After this Lin dwells at length on the phony citations that often adorn fantasies. Lin himself delighted in such frippery, of course. Irrepressibly enthusiastic as ever, he can't resist citing examples from his own work:
I learned this trick from Howard, and my Lemurian Books use for their chapter-headings quotations from various historical documents such as "The Lemurian Chronicles" and "The Tsargol Records," magical or occult works such as "The Scarlet Edda" and the grimoire of Sarajsha, epics like "Thongor's Saga," pieces of Lemurian literature such as "Diombar's Song of the Last Battle" and any number of folksongs, sea chanteys, sayings and proverbs, and war or marching songs such as "Drum-Song of the Kodanga Tribesmen," "Battle-Song of the Black Dragons," and "Caravan-Song of the Jegga Nomads."To which I say, just say No.

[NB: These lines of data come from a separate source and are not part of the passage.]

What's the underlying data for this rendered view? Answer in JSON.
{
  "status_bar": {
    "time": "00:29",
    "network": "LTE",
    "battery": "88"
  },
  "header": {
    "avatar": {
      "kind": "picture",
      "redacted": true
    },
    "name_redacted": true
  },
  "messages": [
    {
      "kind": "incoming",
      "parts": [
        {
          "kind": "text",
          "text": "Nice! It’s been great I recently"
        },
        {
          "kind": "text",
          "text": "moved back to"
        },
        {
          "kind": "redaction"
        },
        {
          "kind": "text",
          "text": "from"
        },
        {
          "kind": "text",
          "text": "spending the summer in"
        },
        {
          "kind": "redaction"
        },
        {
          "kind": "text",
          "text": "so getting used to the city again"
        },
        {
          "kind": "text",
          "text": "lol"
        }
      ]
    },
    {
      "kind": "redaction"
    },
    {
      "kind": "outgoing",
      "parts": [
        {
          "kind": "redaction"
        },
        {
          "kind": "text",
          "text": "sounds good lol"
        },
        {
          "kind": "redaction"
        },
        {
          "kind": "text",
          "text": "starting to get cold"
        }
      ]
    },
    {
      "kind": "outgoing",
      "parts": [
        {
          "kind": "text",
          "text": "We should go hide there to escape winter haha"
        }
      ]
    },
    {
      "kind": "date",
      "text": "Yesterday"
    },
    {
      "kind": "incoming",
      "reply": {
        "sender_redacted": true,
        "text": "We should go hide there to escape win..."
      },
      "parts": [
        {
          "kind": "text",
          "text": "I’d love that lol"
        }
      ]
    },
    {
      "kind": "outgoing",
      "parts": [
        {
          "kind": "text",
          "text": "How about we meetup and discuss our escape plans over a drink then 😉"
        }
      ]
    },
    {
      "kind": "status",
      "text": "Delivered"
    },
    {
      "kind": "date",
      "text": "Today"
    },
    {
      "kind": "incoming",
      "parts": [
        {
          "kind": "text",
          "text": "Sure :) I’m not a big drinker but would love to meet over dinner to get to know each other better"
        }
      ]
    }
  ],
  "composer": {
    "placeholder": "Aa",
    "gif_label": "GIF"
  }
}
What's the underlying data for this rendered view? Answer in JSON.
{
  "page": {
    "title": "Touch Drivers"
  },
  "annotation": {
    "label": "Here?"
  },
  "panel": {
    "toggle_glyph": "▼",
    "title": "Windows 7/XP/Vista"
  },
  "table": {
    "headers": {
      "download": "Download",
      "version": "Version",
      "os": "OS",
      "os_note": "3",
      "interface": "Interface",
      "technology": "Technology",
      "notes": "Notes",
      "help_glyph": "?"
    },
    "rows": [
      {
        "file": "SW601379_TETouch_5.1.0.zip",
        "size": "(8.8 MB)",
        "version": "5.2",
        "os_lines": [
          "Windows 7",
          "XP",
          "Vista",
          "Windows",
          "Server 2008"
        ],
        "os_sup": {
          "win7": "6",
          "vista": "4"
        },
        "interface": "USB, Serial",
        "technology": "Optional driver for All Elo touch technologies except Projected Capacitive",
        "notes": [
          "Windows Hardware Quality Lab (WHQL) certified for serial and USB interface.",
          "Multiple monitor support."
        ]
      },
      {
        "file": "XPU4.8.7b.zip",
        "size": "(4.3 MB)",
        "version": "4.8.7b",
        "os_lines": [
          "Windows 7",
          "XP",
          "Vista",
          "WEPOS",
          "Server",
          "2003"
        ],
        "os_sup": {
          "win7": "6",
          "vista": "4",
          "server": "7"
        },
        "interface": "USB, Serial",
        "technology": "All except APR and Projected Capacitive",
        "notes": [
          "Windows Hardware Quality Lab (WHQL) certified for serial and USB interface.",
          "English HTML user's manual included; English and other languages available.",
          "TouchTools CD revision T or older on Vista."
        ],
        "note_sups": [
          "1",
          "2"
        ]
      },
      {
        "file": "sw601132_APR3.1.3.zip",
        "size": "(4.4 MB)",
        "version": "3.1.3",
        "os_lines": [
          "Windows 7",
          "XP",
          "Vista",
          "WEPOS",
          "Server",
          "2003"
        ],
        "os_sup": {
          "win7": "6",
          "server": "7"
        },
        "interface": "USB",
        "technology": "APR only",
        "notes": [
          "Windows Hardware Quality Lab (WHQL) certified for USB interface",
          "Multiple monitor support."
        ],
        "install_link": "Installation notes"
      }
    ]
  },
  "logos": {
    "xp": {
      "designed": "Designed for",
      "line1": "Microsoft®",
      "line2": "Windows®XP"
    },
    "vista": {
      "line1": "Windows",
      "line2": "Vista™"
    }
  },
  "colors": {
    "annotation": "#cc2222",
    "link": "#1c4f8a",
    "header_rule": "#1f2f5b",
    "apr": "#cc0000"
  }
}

Unless you've actually written the works yourself, and they're actually kind of good, don't, please don't use silly made-up quotations as your chapter-headings. Don't let your characters quote texts and proverbs in dialogue, either, unless you're trying to be funny and are Jack Vance. Trust me. It sounds like something from Star Trek: Voyager.
Tolkien could throw in snatches of rhyme and passages of epic poetry because he wrote that kind of stuff for its own sake. You get the sense of incalculable ages behind the events of LOTR because of the strata of stories he'd written over the preceding decades. When Túrin Turambar is mentioned in passing it's not just a bit of color. Tolkien knew very well who Túrin was, and had known for years.* That's not the kind of thing you can just manufacture. Lin Carter's "Tsargol Records" comes off as pasteboard scenery.
All that said, I hereby exempt the quotations that head Robert E. Howard's Conan stories from this complaint, by a raw exercise of blogging authority.
Lin goes on to recommend hinting at distant regions and peoples to build up a rich background. To which I say, again, don't do it, unless it's really necessary to the story somehow, and you've really done your homework. Otherwise it just sounds phony. The example he gives from his own work exemplifies this. There's an art to it. When I read LOTR, I'm always wanting to get into Rhûn and Harad, as though they're real places that lie beyond the edge of the map. All a matter of style, I suppose.
Lin concludes by pointing out how carefully he distributed his made-up foreign country-names over the alphabet. This brings us to Chapter 10, which I'll cover in a separate post.
* Queen Beruthiel's cats were apparently just a bit of color. Sometimes even Tolkien takes wing shots!